Des manifestants anti-israéliens organisent un rassemblement à New York, le 15 mai 2021. (Photo : Shutterstock)

« Sioniste » est désormais le mot tabou parmi nos nombreux ennemis, le terme péjoratif utilisé pour condamner et blesser, signifiant « voleur de terres, colonisateur, partisan de l’apartheid et raciste génocidaire ». Ce n’est pas nouveau, mais une nouvelle version de la calomnie antisémite séculaire contre les Juifs. Or, le mot « Sion » (tziyon ציון) désigne le lieu marqué du nom de YHVH : Jérusalem. Et cet autre mot tabou – « Juif » – vient de Juda – Yehuda – יהודה – le seul autre mot de la Bible contenant le tétragramme complet.

JÉSUS EST UN SIONISTE ISRAÉLIEN JUIF

Le Nouveau Testament, document historique rédigé au Ier siècle après J.-C., désigne la terre de Jésus comme « la terre d’Israël » (Matthieu 2:20-21). Cette désignation aurait été prononcée non pas par un homme, mais par un ange du Seigneur. Il n’y a nulle part la moindre référence à la Palestine ou à une terre de Palestine. Et pourtant, une désignation très moderne a été ajoutée au lexique des absurdités, affirmant que « Jésus était palestinien », bien sûr par ce nouveau groupe de personnes se qualifiant de Palestiniens. Le terme « Palestine » n’a été donné qu’à une date tardive à Israël par les Romains après leur destruction de Jérusalem ; ce mot vient des Philistins (Plishtim, signifiant envahisseurs, squatteurs), les ennemis traditionnels et la bête noire d’Israël. Non, Jésus est un sioniste juif.

Yeshua, son nom réel qui a été traduit plus tard en grec par Yesous, puis en anglais par Jesus, est né à Bethléem de Juda, tout comme le roi David. Juda est le mot dont est dérivé le mot « Juif ». Yeshua, descendant du roi David de la tribu de Juda, est désigné à de nombreuses reprises comme un Juif – le roi des Juifs, le lion de la tribu de Juda – et il se désignait lui-même ainsi : « Nous, les Juifs, savons ce que nous adorons, car le salut vient des Juifs. » (Jean 4:22). Il est très éloigné de la vérité de dire que « Jésus était palestinien ». Un Juif né en Israël est appelé un Sabra, et Yeshua est né, a vécu et est mort en Israël. Sa mère, Miriam, était juive. Jésus était Israélien, et dans la mesure où il est censé être ressuscité d’entre les morts et vivre encore, ilest Israélien.
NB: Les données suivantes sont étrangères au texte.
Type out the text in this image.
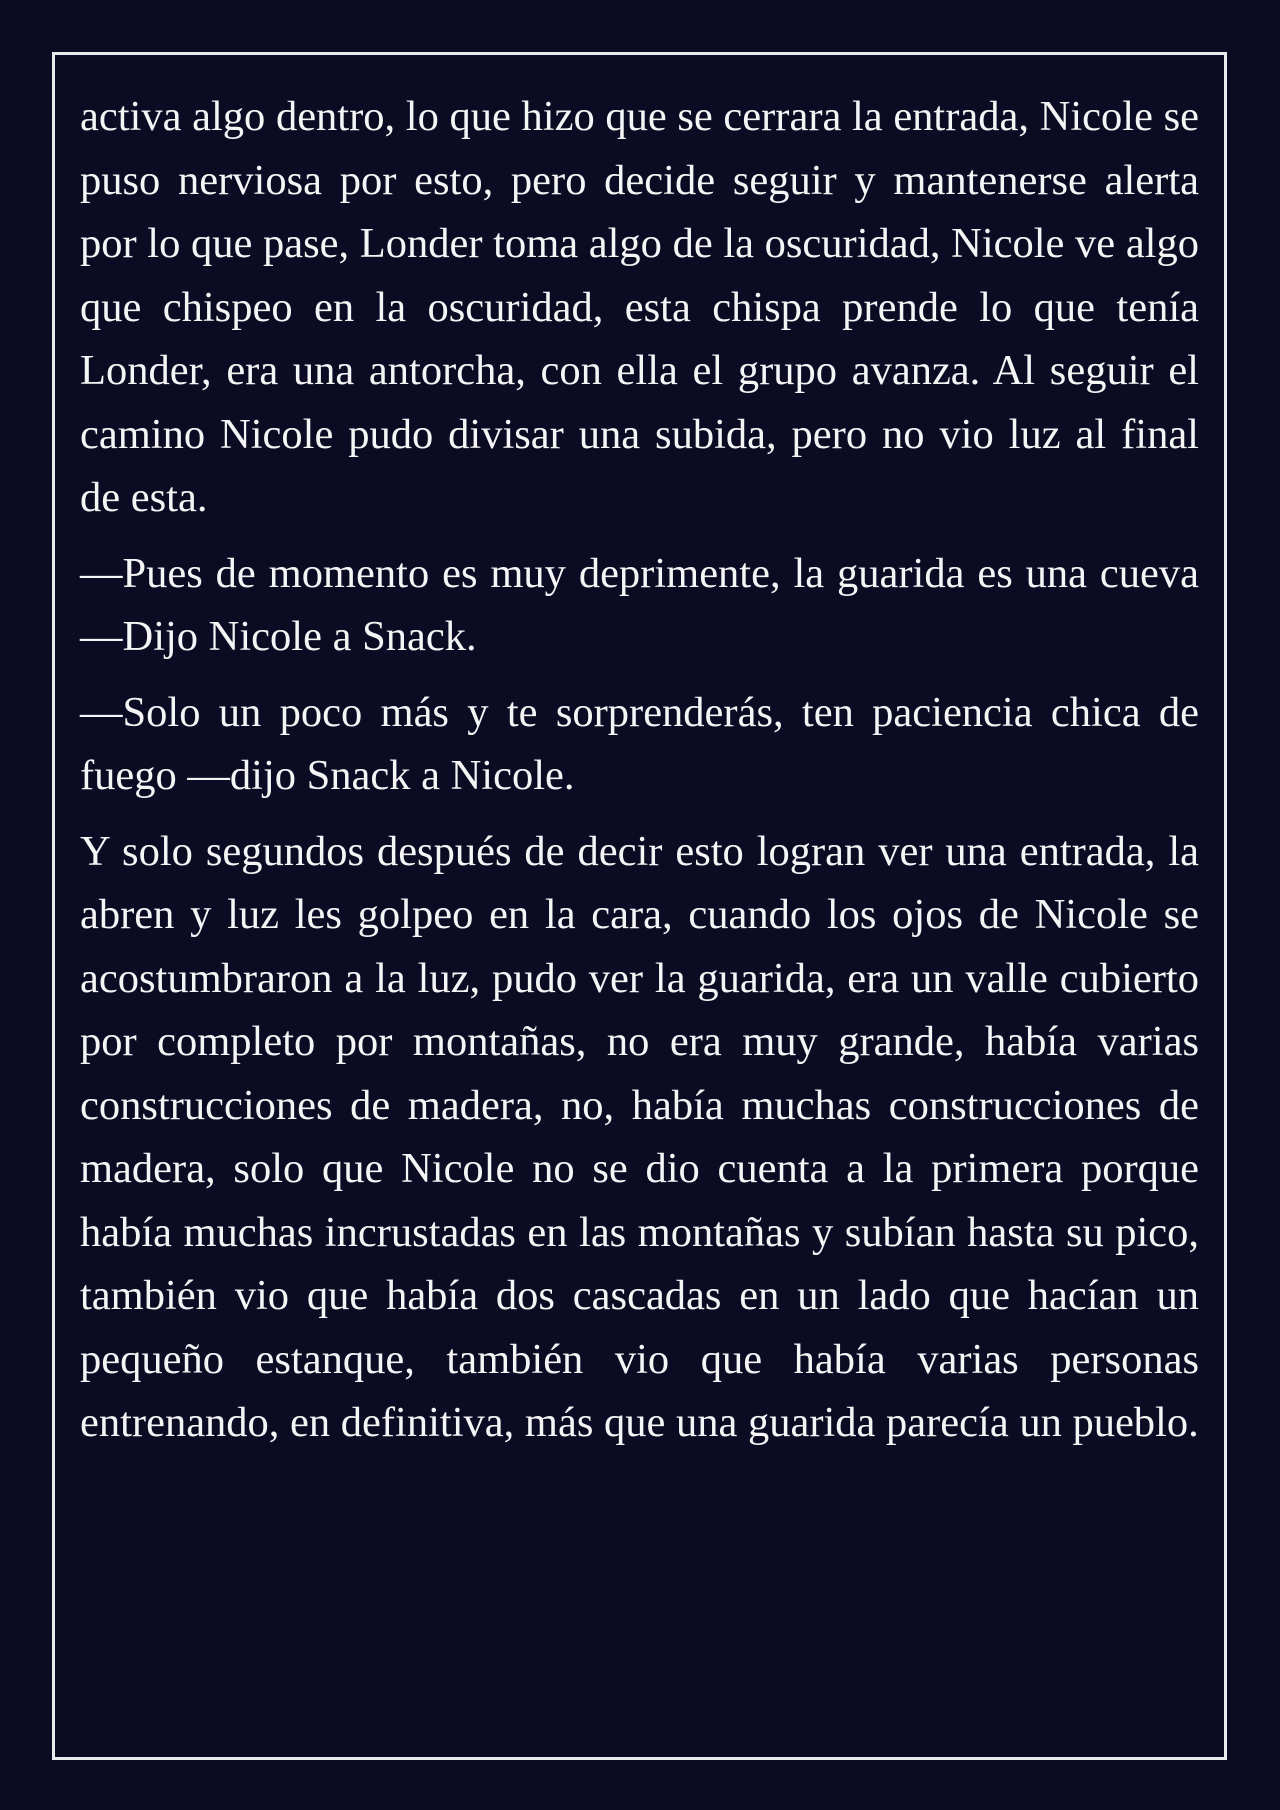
activa algo dentro, lo que hizo que se cerrara la entrada, Nicole se puso nerviosa por esto, pero decide seguir y mantenerse alerta por lo que pase, Londer toma algo de la oscuridad, Nicole ve algo que chispeo en la oscuridad, esta chispa prende lo que tenía Londer, era una antorcha, con ella el grupo avanza. Al seguir el camino Nicole pudo divisar una subida, pero no vio luz al final de esta.

—Pues de momento es muy deprimente, la guarida es una cueva —Dijo Nicole a Snack.

—Solo un poco más y te sorprenderás, ten paciencia chica de fuego —dijo Snack a Nicole.

Y solo segundos después de decir esto logran ver una entrada, la abren y luz les golpeo en la cara, cuando los ojos de Nicole se acostumbraron a la luz, pudo ver la guarida, era un valle cubierto por completo por montañas, no era muy grande, había varias construcciones de madera, no, había muchas construcciones de madera, solo que Nicole no se dio cuenta a la primera porque había muchas incrustadas en las montañas y subían hasta su pico, también vio que había dos cascadas en un lado que hacían un pequeño estanque, también vio que había varias personas entrenando, en definitiva, más que una guarida parecía un pueblo.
Mais est-il sioniste ? Le Nouveau Testament décrit en partie son œuvre et sa mission, comme nous le dit Paul : « Car je vous le dis, le Christ s’est fait serviteur des Juifs pour la vérité de Dieu, afin que les promesses faites aux patriarches soient confirmées » (Romains 15:8). Les « pères » sont Abraham, Isaac et Jacob, à qui la promesse de la terre d’Israël a été faite par promesse et alliance (Genèse 17:1-8 ; Psaume 105:5-11, etc.), et Yeshua n’est en aucun cas venu pour abolir ces promesses : « Car toutes les promesses de Dieu en lui sont Oui, et en lui Amen, à la gloire de Dieu » (2 Corinthiens 1:20). Il est venu pourconfirmer ces promesses.

Sion est le terme utilisé dans la Bible pour désigner la terre d’Israël, et plus spécifiquement Jérusalem. Le mot hébreu Sion (Tsiyon) fait référence à une marque, ou à un lieu marqué, en l’occurrence l’endroit où Dieu ferait résider son nom (Deut. 12:5, 11 ; 16:6 ; 26:2 ; Néhémie 1:9 ; Jérémie 7:12). Ce nom, qui est YHVH, se retrouve littéralement dans le mot hébreu Juda (Yehuda), avec l’ajout d’une lettre. La terre de Juda comprend les villes bibliques de Jérusalem, Bethléem, Hébron et Beersheba (où vécut Abraham).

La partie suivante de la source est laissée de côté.